Start it at a suitable point, with a length of about 3 units and at a 45-degree angle.

Now comes the really cunning part. Start the Line command again, and filter the .y value of point 2. Previously we were just picking a “suitable” point to obtain the other two coordinate values, but this time we are going to use the INTersect entity snap. Invoke it, and pick line 5-6 followed by our turning line A-B. That’s right, the INTersect entity snap does not require that entities actually touch each other, it can also find their theoretical intersection point if they were suitably extended.


Figure 6: We can filter coordinates around a turning line.
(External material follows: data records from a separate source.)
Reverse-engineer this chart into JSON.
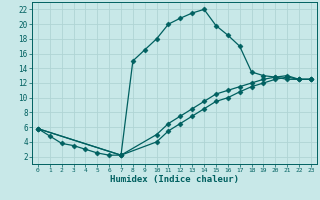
{
  "xlabel": "Humidex (Indice chaleur)",
  "ylabel": "",
  "bg_color": "#c8e8e8",
  "grid_color": "#b0d4d4",
  "line_color": "#006060",
  "marker": "D",
  "markersize": 2.5,
  "linewidth": 0.9,
  "xlim": [
    -0.5,
    23.5
  ],
  "ylim": [
    1,
    23
  ],
  "xticks": [
    0,
    1,
    2,
    3,
    4,
    5,
    6,
    7,
    8,
    9,
    10,
    11,
    12,
    13,
    14,
    15,
    16,
    17,
    18,
    19,
    20,
    21,
    22,
    23
  ],
  "yticks": [
    2,
    4,
    6,
    8,
    10,
    12,
    14,
    16,
    18,
    20,
    22
  ],
  "series": [
    {
      "x": [
        0,
        1,
        2,
        3,
        4,
        5,
        6,
        7,
        8,
        9,
        10,
        11,
        12,
        13,
        14,
        15,
        16,
        17,
        18,
        19,
        20,
        21,
        22,
        23
      ],
      "y": [
        5.8,
        4.8,
        3.8,
        3.5,
        3.0,
        2.5,
        2.2,
        2.2,
        15.0,
        16.5,
        18.0,
        20.0,
        20.8,
        21.5,
        22.0,
        19.8,
        18.5,
        17.0,
        13.5,
        13.0,
        12.8,
        12.5,
        12.5,
        12.5
      ]
    },
    {
      "x": [
        0,
        7,
        10,
        11,
        12,
        13,
        14,
        15,
        16,
        17,
        18,
        19,
        20,
        21,
        22,
        23
      ],
      "y": [
        5.8,
        2.2,
        5.0,
        6.5,
        7.5,
        8.5,
        9.5,
        10.5,
        11.0,
        11.5,
        12.0,
        12.5,
        12.8,
        13.0,
        12.5,
        12.5
      ]
    },
    {
      "x": [
        0,
        7,
        10,
        11,
        12,
        13,
        14,
        15,
        16,
        17,
        18,
        19,
        20,
        21,
        22,
        23
      ],
      "y": [
        5.8,
        2.2,
        4.0,
        5.5,
        6.5,
        7.5,
        8.5,
        9.5,
        10.0,
        10.8,
        11.5,
        12.0,
        12.5,
        12.8,
        12.5,
        12.5
      ]
    }
  ]
}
Through this process we have determined the Y coordinate of point 9 from point 2, and its X coordinate from the theoretical intersection of lines 4-5 and A-B. We have projected and turned the lines without having to use any construction lines. The dashed lines in figures 6 and 7 don’t actually exist. I added them simply to show you what we effectively did.

Make sure Ortho is still On, and continue:

Point 10 Y value comes from point 5,
Point 11 X value comes from the INTersection of A-B and 7-8
Point 12 Y value comes from point 2 or 9.
Close back to point 9.


Figure 7: The finished views.

And there you have it. By using point filters we created three perfectly-aligned orthographic views without any construction lines except for the turning line, and we never had to repeat a specific size input. We entered the width, depth, and height just once and obtained all their equivalents in the other views through point filtering.
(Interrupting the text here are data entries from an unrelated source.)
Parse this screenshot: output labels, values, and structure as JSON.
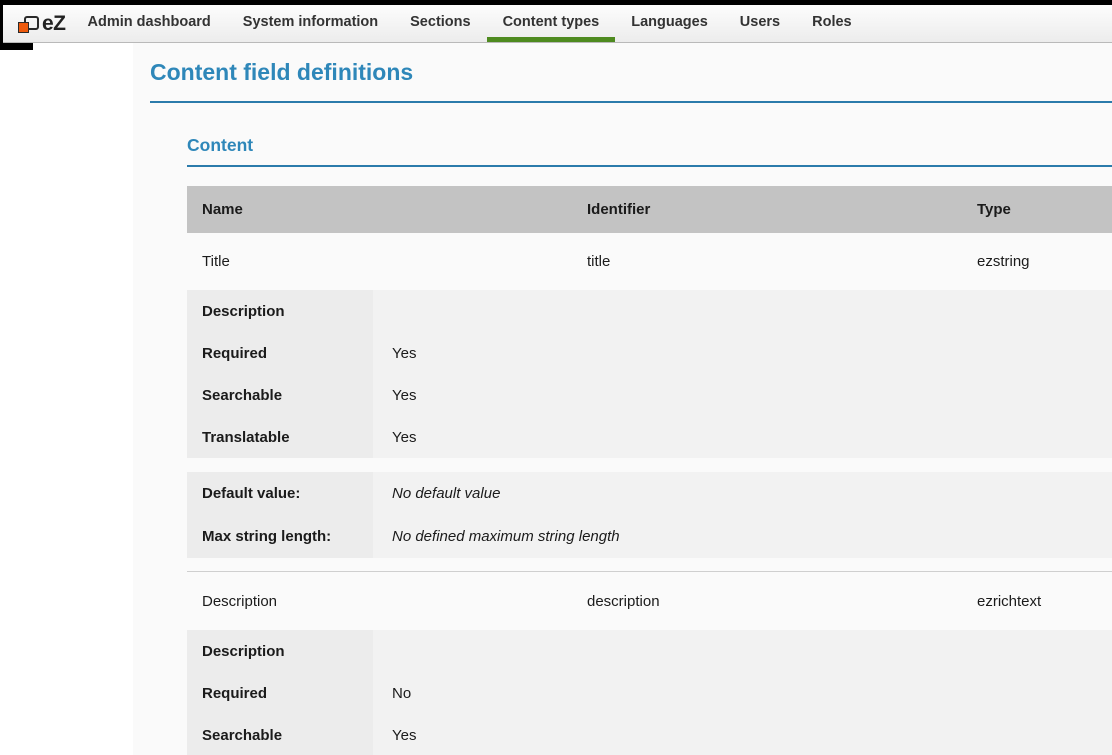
{
  "colors": {
    "accent_blue": "#2e87b9",
    "rule_blue": "#2b7bab",
    "accent_green": "#4e8a1f",
    "logo_orange": "#ee5a0d",
    "table_header_gray": "#c3c3c3",
    "subtable_label_gray": "#ececec",
    "subtable_bg_gray": "#f2f2f2"
  },
  "topnav": {
    "logo_text": "eZ",
    "items": [
      {
        "label": "Admin dashboard",
        "active": false
      },
      {
        "label": "System information",
        "active": false
      },
      {
        "label": "Sections",
        "active": false
      },
      {
        "label": "Content types",
        "active": true
      },
      {
        "label": "Languages",
        "active": false
      },
      {
        "label": "Users",
        "active": false
      },
      {
        "label": "Roles",
        "active": false
      }
    ]
  },
  "page": {
    "title": "Content field definitions",
    "section_heading": "Content"
  },
  "table": {
    "headers": [
      "Name",
      "Identifier",
      "Type"
    ],
    "fields": [
      {
        "name": "Title",
        "identifier": "title",
        "type": "ezstring",
        "properties": [
          {
            "label": "Description",
            "value": ""
          },
          {
            "label": "Required",
            "value": "Yes"
          },
          {
            "label": "Searchable",
            "value": "Yes"
          },
          {
            "label": "Translatable",
            "value": "Yes"
          }
        ],
        "settings": [
          {
            "label": "Default value:",
            "value": "No default value"
          },
          {
            "label": "Max string length:",
            "value": "No defined maximum string length"
          }
        ]
      },
      {
        "name": "Description",
        "identifier": "description",
        "type": "ezrichtext",
        "properties": [
          {
            "label": "Description",
            "value": ""
          },
          {
            "label": "Required",
            "value": "No"
          },
          {
            "label": "Searchable",
            "value": "Yes"
          }
        ]
      }
    ]
  }
}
This was a relatively trivial example, but it served to demonstrate most of the significant details of point filtering. Through it you have learned how powerful and yet how simple point filters are.
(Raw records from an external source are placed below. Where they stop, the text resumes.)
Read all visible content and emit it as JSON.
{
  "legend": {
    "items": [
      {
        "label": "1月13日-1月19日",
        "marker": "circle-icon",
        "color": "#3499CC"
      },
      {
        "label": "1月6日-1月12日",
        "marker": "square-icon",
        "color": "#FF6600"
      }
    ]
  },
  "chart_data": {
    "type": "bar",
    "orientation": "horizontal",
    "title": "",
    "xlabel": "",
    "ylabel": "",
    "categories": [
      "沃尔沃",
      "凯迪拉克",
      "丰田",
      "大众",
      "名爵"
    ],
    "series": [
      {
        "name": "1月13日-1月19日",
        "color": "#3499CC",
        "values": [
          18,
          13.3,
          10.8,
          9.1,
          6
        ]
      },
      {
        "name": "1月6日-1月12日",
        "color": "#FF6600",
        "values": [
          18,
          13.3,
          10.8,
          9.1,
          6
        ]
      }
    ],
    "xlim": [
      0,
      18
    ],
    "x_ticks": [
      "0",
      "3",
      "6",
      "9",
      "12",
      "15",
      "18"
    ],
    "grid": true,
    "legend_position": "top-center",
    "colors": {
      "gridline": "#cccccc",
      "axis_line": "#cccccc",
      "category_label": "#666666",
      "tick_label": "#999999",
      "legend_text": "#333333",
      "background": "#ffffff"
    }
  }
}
Notes to you: Now that we have seen the basic operation, let’s look at the details.

Coordinate point filters can be used any time you need a point. This includes such times as specifying either an end of a line, the center and/or radius of an arc or circle, the start and/or end points for a Move, Copy, or Array operation, and so on.
Entity snaps are honored during point filtering.
You can type in specific values when asked for a filtered location.
All point filtering is relative to the current UCS.
Any rotation of Snap or Grid is ignored.
Coordinate point filters also work in 3D and in pairs as well as singly. For example a .xy filter extracts the X and Y coordinates of the selected point and then requests the Z value, while .xz extracts X and Z and then requests the Y value.
You can apply point filters individually when defining a single point. The X coordinate can come from one location, the Y from a second, and the Z from a third.

>> Command review:
There are no specific commands related to coordinate point filtering, and all filters must be typed in at the keyboard. All possible combinations are allowable:

  • .x extracts the X coordinate.
  • .y extracts the Y coordinate.
  • .z extracts the Z coordinate.
  • .xy extracts the X and Y coordinates.
  • .xz extracts the X and Z coordinates.
  • .yz extracts the Y and Z coordinates.